Surgical treatment has been the most effective treatment of obesity as other treatment options have failed to achieve significant weight loss and reversal of obesity associated disease conditions. These surgeries are either restrictive, malabsorptive or both. The conditional operations reduce the size of the stomach either permanently or reversibly to limit food intake. Malabsorptive operations, on the other hand, reduce nutrient absorption.
Gastric sleeve surgery has been one of the most performed bariatric surgeries in recent times. It is a restrictive surgery where the stomach is reduced in capacity with subsequent reduction in food intake as the feeling of satiety comes early during the meal. This procedure was initially performed as the first stage of duodenal switch, but now commonly done as a single procedure for weight loss.
The patient can be expected to lose about 40-78% of the excess weight for the first 1-2 years after the surgery. This is achievable only if complemented with healthy dietary habit and exercise. Other benefits include the reversal of obesity associated disease conditions such as hypertension, diabetes, and fertility improvement in females.
Cause of Gastric Sleeve Failure
However, some patients may experience persistent side effects such as reflux or suboptimal weight loss or weight gain after the initial loss. This is most often due to stretching and dilatation of the stomach with a subsequent increase in food intake. Stretching is the result of non-compliance with the dietary plan. This problem can be addressed by either a pouch reset or revision surgeries.
Pouch reset is a way of trying to return the stomach to the size it was after surgery by going back to the immediate postoperative diet. However, the effectiveness of this is still a subject of debate among scholars.
Gastric Sleeve Revisional Surgeries
Gastric sleeve revision surgeries are other bariatric surgeries that may be done to achieve additional weight loss if gastric sleeve surgery failed to make the expected weight loss. They may be restrictive, malabsorptive or both. These operations include re-sleeve, duodenal switch, and gastric bypass.
These surgeries have their associated complications, and thus, the proper evaluation must be done to ascertain if you are fit for the surgery. Some are done laparoscopically while others are done by open surgery.

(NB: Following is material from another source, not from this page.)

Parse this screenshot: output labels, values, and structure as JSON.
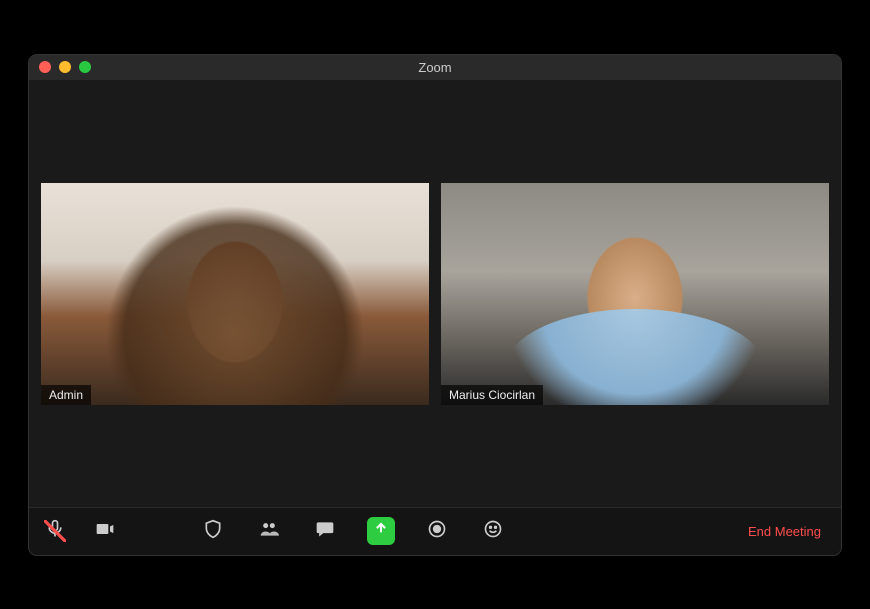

Re-sleeve surgery is similar to the original gastric sleeve surgery. It involves resection of the dilated stomach to leave a sleeve shaped portion of the desired size. This surgery is done laparoscopically and is relatively safe compared to other revision surgeries.
A study reported a decrease in BMI from an average of 38.9kg/m2 to 32.2kg/m2 in those that had re-sleeve gastrectomy one-year post-surgery. The percentage excess weight loss also increased from an average of 25.3% to 56.3%. Complete resolution of joint and sleep problems were recorded while significant improvement was noticed in those with hypertension and diabetes as evidenced by a reduction in their blood pressure and glycated hemoglobin (HbA1c).
Gastric Bypass Surgery
The laparoscopic Roux-en-Y gastric bypass is another bariatric surgery that can be done when gastric sleeve fails. There is a malabsorptive component in addition to the restrictive mechanism. An upper pouch of the stomach (50ml) is created from the dilated stomach with the use of staples. This small pouch is the limiting component.
The small intestine is then divided at about 45cm from the stomach. The lower end of the divider is then connected to the pouch while the upper end is attached to the small intestine 100cm below the point of divide. This significantly reduces nutrient absorption.
The expected weight loss is the same as for primary gastric bypass surgery. However, the complications of gastric bypass such as dumping syndrome, dehydration, gallstone formation must be anticipated and promptly treated.
Duodenal switch (biliopancreatic diversion with duodenal switch) is a complicated and expensive bariatric surgery that may be done as a primary procedure or as a revision surgery for a failed gastric sleeve. It has both restrictive and malabsorptive components. The limiting element is a sleeve gastrectomy.
As a revision surgery, the stomach may be resected (a form of re-sleeve) followed by intestinal refashioning. The refashioning is in such a way that the bile and pancreatic juice come in contact with the food at the very distal end of the small intestine. Since most of the absorptive surface of the small intestine would have been bypassed at this point, only small amount of the nutrients will be absorbed. Another adjunct to this surgery is the removal of the gallbladder. This helps prevent the complication of gallstone formation. In a review carried out by Buchwald et al. a significant reduction of 73% in body mass index at 24months post-surgery was found.4
In conclusion, gastric sleeve revision surgery becomes necessary after gastric sleeve surgery when an individual failed to lose weight as expected or regain the already lost weight. Available options include re- sleeve, gastric bypass, and duodenal switch. These procedures have their complications, and proper evaluation must be done to determine the safest for you.